Ronnie, I was sure
to drown, but the neighbor heard us splashing. He ran outside and
pulled me out of the water by my hair.
While half of me dives into survival mode,
the other keeps praying for clear, concise, signs. The constant
motion pulls. I think it means we’re slowing again. I nod and press
my cheek against the sidewall, working the cloth back up over my
eyes, stopping when I can no longer see.
My feet. I’m not sure if they’re bound, but
I can’t move them.
Amid the worry, a great sense of clarity
comes, blanketing my fear. It says I need to be still. I cannot
run, so I must be dead. It feels foolish, the complete opposite of
what I want, but I repeat my earlier movements in reverse, settling
into my original position. Then, close my eyes under the blindfold
and wait. The air is stifling. Sweat beads against my skin. I’m
stuck. Until the box is open—and I have to believe it will be—I
need to be calm.
God, help me. If I sweat or
breathe we’re dead .
Working to control my gasping breaths, I
slowly inhale and gradually exhale until my heart rate begins to
slow. The familiar pressure in my head ebbs, though the pain of the
blow is prominent. I force each muscle group to relax, calling to
each individually, willing them to rest. I must look flaccid.

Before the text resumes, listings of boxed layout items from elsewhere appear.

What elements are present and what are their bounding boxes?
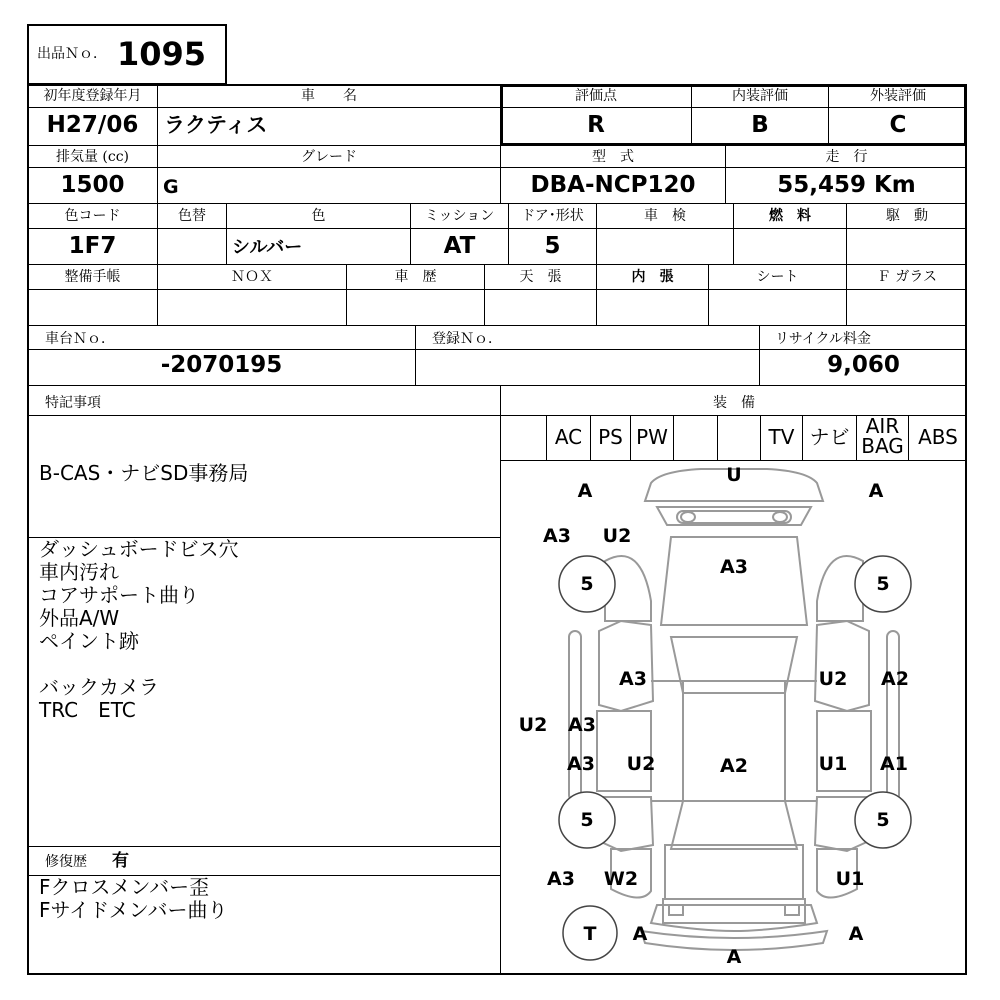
damage-mark: U [726, 464, 742, 486]
damage-mark: A [848, 923, 864, 945]
interior-trim-label: 内 張 [631, 269, 674, 285]
damage-mark: A3 [568, 714, 596, 736]
equipment-item-pw: PW [636, 425, 668, 449]
drive-label: 駆 動 [886, 208, 928, 224]
damage-mark: A3 [720, 556, 748, 578]
color-code-label: 色コード [64, 208, 121, 224]
equipment-item-abs: ABS [918, 425, 958, 449]
fuel-label: 燃 料 [769, 208, 811, 224]
mission-label: ミッション [424, 208, 495, 224]
damage-mark: A3 [547, 868, 575, 890]
damage-mark: W2 [603, 868, 639, 890]
seat-label: シート [756, 269, 799, 285]
lot-number-box [27, 24, 227, 85]
score-label: 評価点 [575, 88, 617, 104]
damage-mark: 5 [876, 809, 890, 831]
mileage-value: 55,459 Km [777, 172, 916, 198]
fglass-label: Ｆ ガラス [876, 269, 938, 285]
damage-mark: A3 [543, 525, 571, 547]
damage-mark: A [868, 480, 884, 502]
damage-mark: 5 [580, 809, 594, 831]
note-line: 外品A/W [39, 606, 120, 630]
nox-label: ＮＯＸ [231, 269, 273, 285]
note-line: ダッシュボードビス穴 [39, 537, 239, 561]
color-value: シルバー [232, 237, 303, 258]
color-change-label: 色替 [178, 208, 206, 224]
first-reg-value: H27/06 [46, 112, 139, 138]
interior-score-label: 内装評価 [732, 88, 788, 104]
score-value: R [587, 112, 605, 138]
inspection-label: 車 検 [644, 208, 686, 224]
damage-mark: U1 [818, 753, 848, 775]
color-label: 色 [311, 208, 326, 224]
damage-mark: U2 [818, 668, 848, 690]
damage-mark: A2 [881, 668, 909, 690]
repair-label: 修復歴 [45, 854, 87, 870]
grade-label: グレード [301, 149, 357, 165]
note-line [39, 653, 239, 676]
recycle-label: リサイクル料金 [775, 331, 872, 347]
equipment-item-ac: AC [554, 425, 583, 449]
interior-score-value: B [751, 112, 769, 138]
damage-mark: U1 [835, 868, 865, 890]
notes-label: 特記事項 [45, 395, 101, 411]
damage-mark: 5 [580, 573, 594, 595]
note-line: ペイント跡 [39, 629, 139, 653]
equipment-label: 装 備 [713, 395, 755, 411]
displacement-label: 排気量 (cc) [55, 149, 130, 165]
note-line: 車内汚れ [39, 560, 119, 584]
note-line: バックカメラ [39, 675, 159, 699]
first-reg-label: 初年度登録年月 [43, 88, 142, 104]
equipment-item-ps: PS [598, 425, 623, 449]
damage-mark: A2 [720, 755, 748, 777]
damage-mark: A3 [567, 753, 595, 775]
history-label: 車 歴 [394, 269, 437, 285]
repair-value: 有 [112, 851, 129, 871]
chassis-value: -2070195 [160, 352, 283, 378]
lot-number-label: 出品Ｎｏ． [37, 46, 107, 62]
exterior-score-label: 外装評価 [870, 88, 926, 104]
lot-number-value: 1095 [117, 35, 207, 73]
color-code-value: 1F7 [68, 233, 117, 259]
damage-mark: U2 [602, 525, 632, 547]
sunroof-label: 天 張 [519, 269, 562, 285]
chassis-label: 車台Ｎｏ． [45, 331, 115, 347]
notes-line-1: B-CAS・ナビSD事務局 [39, 461, 249, 485]
damage-mark: T [583, 923, 597, 945]
damage-mark: U2 [626, 753, 656, 775]
repair-line: Fサイドメンバー曲り [39, 898, 228, 922]
doors-label: ドア･形状 [521, 208, 584, 224]
damage-mark: A [632, 923, 648, 945]
damage-mark: A [726, 946, 742, 968]
repair-list [39, 876, 228, 922]
model-label: 型 式 [592, 149, 634, 165]
damage-mark: 5 [876, 573, 890, 595]
notes-list [39, 538, 239, 722]
exterior-score-value: C [889, 112, 907, 138]
damage-mark: A1 [880, 753, 908, 775]
maintenance-label: 整備手帳 [64, 269, 121, 285]
grade-value: G [163, 176, 179, 198]
mission-value: AT [443, 233, 476, 259]
note-line: TRC ETC [39, 698, 136, 722]
registration-label: 登録Ｎｏ． [432, 331, 502, 347]
damage-mark: A [577, 480, 593, 502]
note-line: コアサポート曲り [39, 583, 199, 607]
damage-mark: U2 [518, 714, 548, 736]
recycle-value: 9,060 [827, 352, 900, 378]
equipment-item-navi: ナビ [809, 425, 850, 449]
doors-value: 5 [544, 233, 561, 259]
equipment-item-airbag: AIR BAG [861, 414, 904, 458]
equipment-item-tv: TV [768, 425, 795, 449]
model-value: DBA-NCP120 [530, 172, 696, 198]
car-name-label: 車 名 [301, 88, 357, 104]
damage-mark: A3 [619, 668, 647, 690]
displacement-value: 1500 [60, 172, 125, 198]
car-name-value: ラクティス [164, 113, 268, 137]
mileage-label: 走 行 [825, 149, 868, 165]
repair-line: Fクロスメンバー歪 [39, 875, 210, 899]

I hope she doesn’t check for a pulse.
There’s no way I can fake that. I take one, concentrated breath and
let it out slowly, counting backwards from twenty, determining that
when I get to zero I’m going to be calm—no matter what.
20, 19, 18…
Worst case scenario: we’re dead. My heart
breaks at the thought of not seeing my boys grow up, but I can see
Solomon and my parents again. Lily will get the boys and the
houses. She’ll tell Evan that I loved him until I took my last
breath. God is sovereign enough to care for them in my stead. Best
case: we make it out together. My arm strokes my pregnant belly.
The only acceptable scenario is that we get out together—all or
nothing.
The pain subsides a little, though the ride
is really bumpy. I can’t tell how far or fast we’re going, only
that it’s off road. And towards a spot where I have no help and no
control.
Merciful dizziness descends, disconnecting
me from my body. I thank God, as my eyes roll into nothing.
October 10.5
By the time the tires hit the stone driveway
I was a ball of nerves, wondering about Maria and dreading the
possibility of an embarrassing outburst.
“Nice yard,” Evan remarked in his cool,
swoony accent.
A weak “Thank you,” was all I managed.
Normally, I’d brag a little since I did most of the landscaping
myself, but the aching in my stomach was distracting.
I led the way up the path. Halfway to the
porch, my feet suddenly felt like lead. Evan crashed into my back.
His hands flew up to my shoulders as he steadied himself.
He chuckled when I turned. “You stopped
short.”
“ I should warn you. My mother-in-law .
. . well, Sol’s mother, is probably inside.”
“Do you need back up, in case a fight breaks
out?” He jumped around with fists in the air, guarding his face
like a boxer.
“You may not be far off.”
He looked passed me at the front door and
the sunshine hit him in a way that made me want to reach out and
touch him, but I kept my hands at my side. He was beautiful. And
his eyes were not brown like I thought when I first saw him in the
elevator, like they seemed beneath the track lighting of the
museum. His eyes were blue and green with large golden flecks in
them. Evan had hazel eyes. His brow furrowed, blocking the delicate
sun and darkening his features.
“Would you like me to wait in the car?”
“No,” I scoffed. The very idea that I’d have
to walk on eggshells in my own house—though I had for many years
already—was suddenly insufferable. “I just never know what to
expect from her,” I explained. “Oh, and my sister-in-law, Lily,
she’ll probably recognize you, so be prepared.”